The development of living guideline methods is in its infancy. This study provides useful insights into the perceptions of clinicians and guideline development group members on how decisions about frequency of updating living recommendations could or should be made. While there was only a reasonably small number of respondents (33), this represents a third of the 102 clinicians involved in the guidelines, and assessments were made of half of the topics covered by the guidelines. Topics not covered in responses to the survey included more acute medical areas, and fewer topics (6/44) had changes to the recommendations compared with those included in survey responses (16/33). It is unclear if this would significantly alter the current study outcomes. The study is also limited by our, largely pragmatic, decision to have assessments made at the level of the guideline topic rather than the specific question or recommendation. This means our data are not granular enough to identify variations within a topic in updating requirements; however, as an early investigation of this important topic, we feel it nevertheless makes a useful contribution. None of the participants expressed any concerns that their responses might not apply to the whole topic area.

The results of this study were used to refine methods for the Living Stroke Guidelines, with evidence surveillance continuing monthly but with input from clinical experts sorted every 6 months to confirm potential inclusion and impact.

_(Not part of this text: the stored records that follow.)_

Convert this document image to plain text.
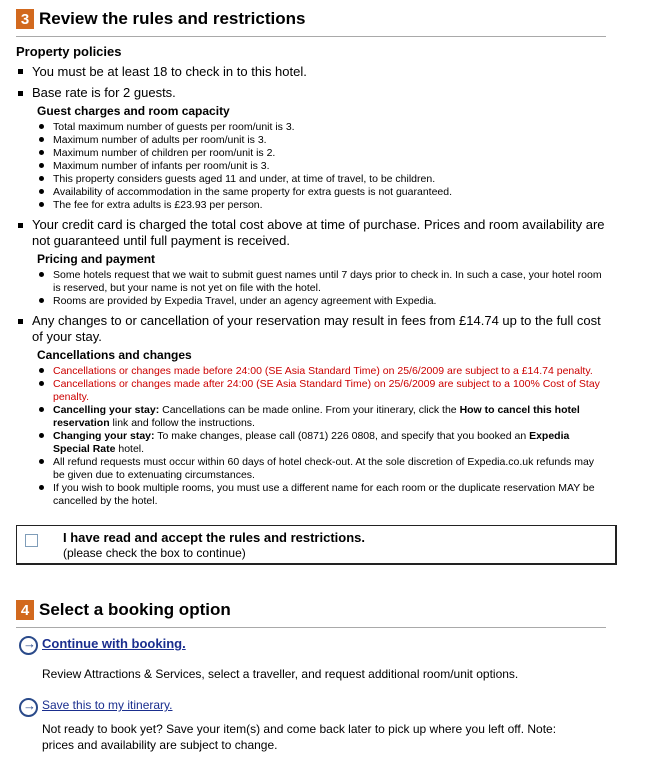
3 Review the rules and restrictions
Property policies
You must be at least 18 to check in to this hotel.
Base rate is for 2 guests.
Guest charges and room capacity
Total maximum number of guests per room/unit is 3.
Maximum number of adults per room/unit is 3.
Maximum number of children per room/unit is 2.
Maximum number of infants per room/unit is 3.
This property considers guests aged 11 and under, at time of travel, to be children.
Availability of accommodation in the same property for extra guests is not guaranteed.
The fee for extra adults is £23.93 per person.
Your credit card is charged the total cost above at time of purchase. Prices and room availability are
not guaranteed until full payment is received.
Pricing and payment
Some hotels request that we wait to submit guest names until 7 days prior to check in. In such a case, your hotel room
is reserved, but your name is not yet on file with the hotel.
Rooms are provided by Expedia Travel, under an agency agreement with Expedia.
Any changes to or cancellation of your reservation may result in fees from £14.74 up to the full cost
of your stay.
Cancellations and changes
Cancellations or changes made before 24:00 (SE Asia Standard Time) on 25/6/2009 are subject to a £14.74 penalty.
Cancellations or changes made after 24:00 (SE Asia Standard Time) on 25/6/2009 are subject to a 100% Cost of Stay
penalty.
Cancelling your stay: Cancellations can be made online. From your itinerary, click the How to cancel this hotel
reservation link and follow the instructions.
Changing your stay: To make changes, please call (0871) 226 0808, and specify that you booked an Expedia
Special Rate hotel.
All refund requests must occur within 60 days of hotel check-out. At the sole discretion of Expedia.co.uk refunds may
be given due to extenuating circumstances.
If you wish to book multiple rooms, you must use a different name for each room or the duplicate reservation MAY be
cancelled by the hotel.
I have read and accept the rules and restrictions.
(please check the box to continue)
4 Select a booking option
→ Continue with booking.
Review Attractions & Services, select a traveller, and request additional room/unit options.
→ Save this to my itinerary.
Not ready to book yet? Save your item(s) and come back later to pick up where you left off. Note:
prices and availability are subject to change.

This reflects the clear opinion of the vast majority of responses that surveillance methods should continue for all topics, but that the frequency of clinical expert input is less than initially tested. However, evidence with a clear impact on existing recommendations, as judged by a central project team, will be fast-tracked for clinical expert input. Future work in this area should build on research undertaken to investigate definitions and methods for frequent updating of guidelines using traditional guideline development models [13] and the growing global experience of living guideline development. It will be particularly important to investigate how approaches vary between guideline topics.

Conclusion

In this survey, members of the Living Stroke Guidelines Development Group considered that the majority of topic areas should be continually updated, or “living”, and that the definition of “continual” might include options in which searches for new evidence are undertaken on a 3- or 6-monthly basis, or less frequently for some recommendations. This research provides important insights into the application, and need for further development, of methods from a pioneering living guideline project.